Elletre glided to the back wall of the chamber and Ice shrank farther into the shadows as she stood in front of a mirror. Opening a drawer of a long narrow table, she withdrew a cloth and wiped her lips. “I’m doing you a favor, Tyler, because I think you might have genuinely liked me. I want you to feel like you’re getting what you want—even though you’ll be influenced by my suggestions.” Her reflection showed eyes set in a hard expression and lips curled into an evil smirk.
Tyler stood, the fire blazing merrily, and shrugged out of his jacket.
Elletre had removed a tube of lipstick from the drawer and was running it over her lips. Ice scanned the rest of the chamber. Inside the doorway to his right stood a gilded table with a glass top, flanked by two wing-back chairs in charcoal gray fabric that shone in the firelight.

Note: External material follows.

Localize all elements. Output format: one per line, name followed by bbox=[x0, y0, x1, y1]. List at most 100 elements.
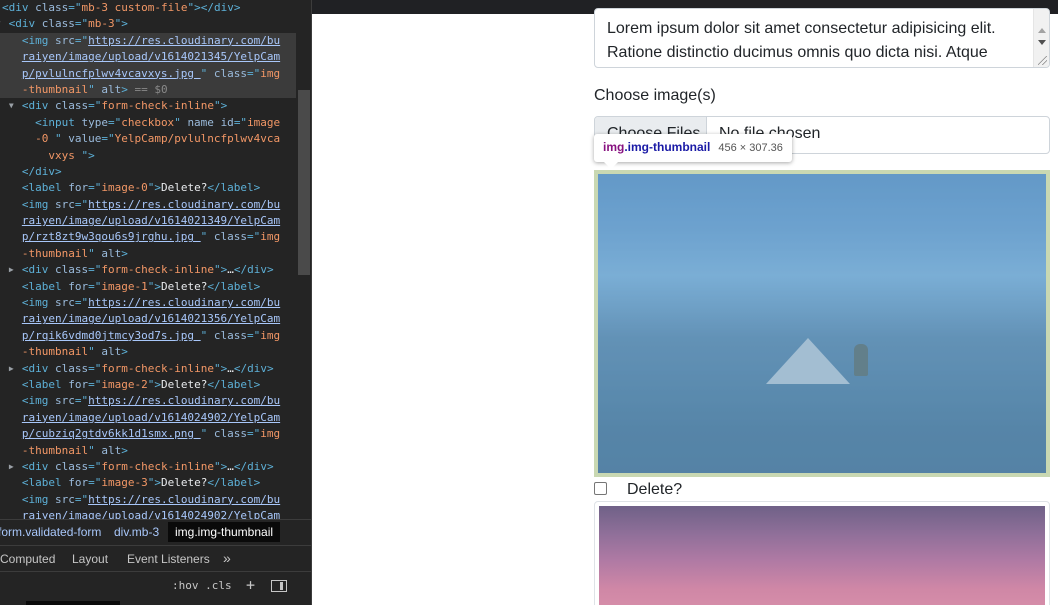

A candelabra in a floor stand stood nearby. In the corner, a deep jade bust of a delicately featured woman—Deirdre perhaps—was perched on a tall pedestal. Two more candelabras stood on the table beneath the mirror, and when Elletre moved, two shallow drawers were revealed.

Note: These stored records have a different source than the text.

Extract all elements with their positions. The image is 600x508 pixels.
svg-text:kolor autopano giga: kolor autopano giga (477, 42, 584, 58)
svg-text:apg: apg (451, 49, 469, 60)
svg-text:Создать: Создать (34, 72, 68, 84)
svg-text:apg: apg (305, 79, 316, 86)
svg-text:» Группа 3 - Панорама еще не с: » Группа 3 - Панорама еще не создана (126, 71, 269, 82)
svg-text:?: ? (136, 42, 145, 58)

Aside from the drawers there were no obvious hiding places.
Surely the witch was too smart to stash an essential magical item in a drawer, which meant it must be somewhere nearby. If he was right, that most of what he saw was illusion, then some of the images must mask other openings in the chamber.
Elletre drew Tyler down on the couch beside her. “Come on, love, relax. This is what you wanted, isn’t it?” Her chortle sent cold fear through Ice’s veins. “It’s what all men want.”
Ice shuddered, remembering Elletre whispering in his ear. “I can make it easier on you.”
Ice wanted to burst into the room and tear Elletre away from Tyler, but there was a bigger picture to consider. If the witch had yet to arrive, Tyler’s life wasn’t in jeopardy. Facing the fire, their backs were to the rest of the room which gave Ice the opportunity to sneak inside, movin
g to the right. Keeping low, he moved cautiously, trailing his hand along the supposed tapestry-covered wall. The illusion was only visual; the surface felt damp, rough and cold.
Rounding to the wall directly across from the couch and fire, Ice pondered how he could manage to search the entire area without being seen. Without warning, his hand slipped into space, nearly toppling him. He dodged through the opening into absolute subterranean darkness. The lights in the chamber didn’t penetrate the walls of the illusion.
Taking the chance that his flashlight also wouldn’t breach the imaginary wall, Ice toggled the switch, placing a hand over the light to mute the glow. Once his vision adjusted, he saw that the natural cave walls narrowed into a passage. He followed it, emerging in a hollow cavern where water trickled down stalactites into a pool. He searched the area quickly but methodically, finding evidence of human and animal habitation, but nothing else. Not even another cave shaft. He’d reached a dead end.
“It was a trick!” The screech echoed from the large chamber and Ice spun in his tracks, dashing back the way he’d come.
He concluded two things: Jeni had returned from between worlds and the witch had arrived, sensing that Jeni was alive. Squatting, he pressed his face through the illusionary wall.
In a fury, Elletre paced in front of the fire. “She lives. She lives!” she howled at Tyler. “How long must I wait to fulfill my need?”
Still in a stupor, Tyler sat unmoving.
Ice’s mind raced. Where was the witch? How did Elletre know that Jeni was alive?